Skeena-Bulkley Valley MP Nathan Cullen is slamming the Trudeau government for ignoring what he calls a North Coast fishing industry in crisis.
“I’m not sure that Ottawa fully understands yet – we’re trying to get them to understand what the crisis means to our communities, yet we don’t seem to get enough attention … It is on our radar for sure and something that we’re raising with the government as to what the plan is, how to stop this constant crisis by better fish management, better enhancement, better support and also look at compensation options if we do have a really rough season again,” Cullen said.
Cullen said it seems like a constant, year-after-year crisis of low fish stocks and the government’s failure to manage the wild salmon stocks and governing rules on fishing — rules he says are becoming more and more limiting every year.

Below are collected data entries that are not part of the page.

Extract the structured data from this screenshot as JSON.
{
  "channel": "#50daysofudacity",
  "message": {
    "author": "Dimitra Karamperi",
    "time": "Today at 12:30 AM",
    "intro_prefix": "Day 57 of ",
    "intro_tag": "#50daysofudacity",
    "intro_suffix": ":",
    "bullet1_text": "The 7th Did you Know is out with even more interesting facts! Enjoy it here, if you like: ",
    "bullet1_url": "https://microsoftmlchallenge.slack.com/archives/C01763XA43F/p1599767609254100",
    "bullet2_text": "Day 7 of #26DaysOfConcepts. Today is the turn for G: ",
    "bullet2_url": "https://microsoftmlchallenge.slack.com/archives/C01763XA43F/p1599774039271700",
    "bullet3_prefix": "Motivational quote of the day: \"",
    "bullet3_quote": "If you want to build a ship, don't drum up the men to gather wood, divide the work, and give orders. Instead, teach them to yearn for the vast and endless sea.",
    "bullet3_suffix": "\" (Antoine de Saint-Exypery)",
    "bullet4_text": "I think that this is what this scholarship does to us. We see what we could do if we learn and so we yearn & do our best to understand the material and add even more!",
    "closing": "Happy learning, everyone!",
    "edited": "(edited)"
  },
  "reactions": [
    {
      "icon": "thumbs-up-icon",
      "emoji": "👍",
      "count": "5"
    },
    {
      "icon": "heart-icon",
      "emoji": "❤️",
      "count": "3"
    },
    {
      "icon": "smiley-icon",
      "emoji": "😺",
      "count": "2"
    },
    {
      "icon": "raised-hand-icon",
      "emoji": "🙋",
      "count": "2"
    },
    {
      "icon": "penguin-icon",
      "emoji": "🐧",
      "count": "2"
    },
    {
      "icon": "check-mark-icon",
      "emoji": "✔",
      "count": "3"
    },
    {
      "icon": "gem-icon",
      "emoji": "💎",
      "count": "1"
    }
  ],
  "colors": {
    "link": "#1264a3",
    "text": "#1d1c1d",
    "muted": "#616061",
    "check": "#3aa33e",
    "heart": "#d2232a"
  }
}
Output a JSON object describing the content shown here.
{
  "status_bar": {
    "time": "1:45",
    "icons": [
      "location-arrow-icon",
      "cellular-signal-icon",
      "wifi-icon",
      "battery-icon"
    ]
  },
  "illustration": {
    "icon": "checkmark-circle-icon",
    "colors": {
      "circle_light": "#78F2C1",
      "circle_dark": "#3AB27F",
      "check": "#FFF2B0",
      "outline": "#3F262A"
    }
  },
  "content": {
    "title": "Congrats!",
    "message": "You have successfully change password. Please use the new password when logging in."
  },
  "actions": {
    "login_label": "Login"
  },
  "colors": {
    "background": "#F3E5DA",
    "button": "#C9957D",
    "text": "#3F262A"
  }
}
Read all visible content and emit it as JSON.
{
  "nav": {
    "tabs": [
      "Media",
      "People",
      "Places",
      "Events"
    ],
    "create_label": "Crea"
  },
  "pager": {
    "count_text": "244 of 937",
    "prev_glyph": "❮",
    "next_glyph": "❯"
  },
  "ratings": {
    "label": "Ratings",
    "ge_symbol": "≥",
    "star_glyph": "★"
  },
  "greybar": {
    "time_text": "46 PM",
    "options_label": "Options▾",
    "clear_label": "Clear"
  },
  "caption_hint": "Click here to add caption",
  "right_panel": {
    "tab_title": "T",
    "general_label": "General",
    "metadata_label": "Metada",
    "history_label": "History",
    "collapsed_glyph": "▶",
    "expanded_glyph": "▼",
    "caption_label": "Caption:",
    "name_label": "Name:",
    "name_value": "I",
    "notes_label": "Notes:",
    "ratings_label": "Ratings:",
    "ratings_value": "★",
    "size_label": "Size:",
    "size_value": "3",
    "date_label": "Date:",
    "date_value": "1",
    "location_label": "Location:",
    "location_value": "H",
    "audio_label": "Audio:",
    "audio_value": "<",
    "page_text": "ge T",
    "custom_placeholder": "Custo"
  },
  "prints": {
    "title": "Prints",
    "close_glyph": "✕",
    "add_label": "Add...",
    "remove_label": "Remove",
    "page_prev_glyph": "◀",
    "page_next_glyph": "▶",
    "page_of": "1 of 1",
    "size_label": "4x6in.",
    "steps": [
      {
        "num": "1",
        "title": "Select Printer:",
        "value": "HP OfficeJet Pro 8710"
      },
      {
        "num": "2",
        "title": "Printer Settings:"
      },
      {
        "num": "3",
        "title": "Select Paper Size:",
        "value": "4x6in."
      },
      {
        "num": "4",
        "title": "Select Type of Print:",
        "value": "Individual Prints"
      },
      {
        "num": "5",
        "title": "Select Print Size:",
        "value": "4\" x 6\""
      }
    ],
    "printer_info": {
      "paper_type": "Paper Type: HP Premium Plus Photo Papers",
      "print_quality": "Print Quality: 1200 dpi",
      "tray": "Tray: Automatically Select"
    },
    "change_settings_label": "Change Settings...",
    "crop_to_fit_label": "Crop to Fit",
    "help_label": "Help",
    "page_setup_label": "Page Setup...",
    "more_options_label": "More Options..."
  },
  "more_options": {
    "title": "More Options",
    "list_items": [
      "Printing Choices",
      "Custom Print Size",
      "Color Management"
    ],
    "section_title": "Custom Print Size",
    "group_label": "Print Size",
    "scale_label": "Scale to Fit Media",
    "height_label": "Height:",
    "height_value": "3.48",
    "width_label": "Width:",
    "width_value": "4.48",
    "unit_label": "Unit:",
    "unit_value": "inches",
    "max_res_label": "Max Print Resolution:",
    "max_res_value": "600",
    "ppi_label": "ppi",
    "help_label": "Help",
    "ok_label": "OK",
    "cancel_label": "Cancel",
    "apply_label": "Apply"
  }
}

“They’ve been trying to force fish farms in and they spend a lot of money doing that, and when it comes to wild salmon on the coast, it’s really challenging to get Ottawa to listen,” he said, adding that the government needs to start properly enforcing things they’ve already agreed to like Fisheries and Oceans’ Wild Salmon Policy, designed to maintain healthy salmon stocks.
After the announcement by Fisheries and Oceans Canada to protect a network of glass sponge reefs on the North Coast, causing some fishermen to throw up their arms in frustration over the amount of area being protected, Cullen said that the consultation process could have gone smoother and incorporated many more voices before the Marine Protected Area (MPA) regulations took effect, which bans some groundfish and rockfish trawling practices for commercial fishermen in large segments of the coast.
“It seems that more folks were left out than were brought in – and if there’s a need to offer up other opportunities for compensation, that should be something considered,” Cullen said.
However, numerous communities along the coast have been supportive of the increased protection in the government’s move to protect five per cent of Canada’s waters by the end of the year.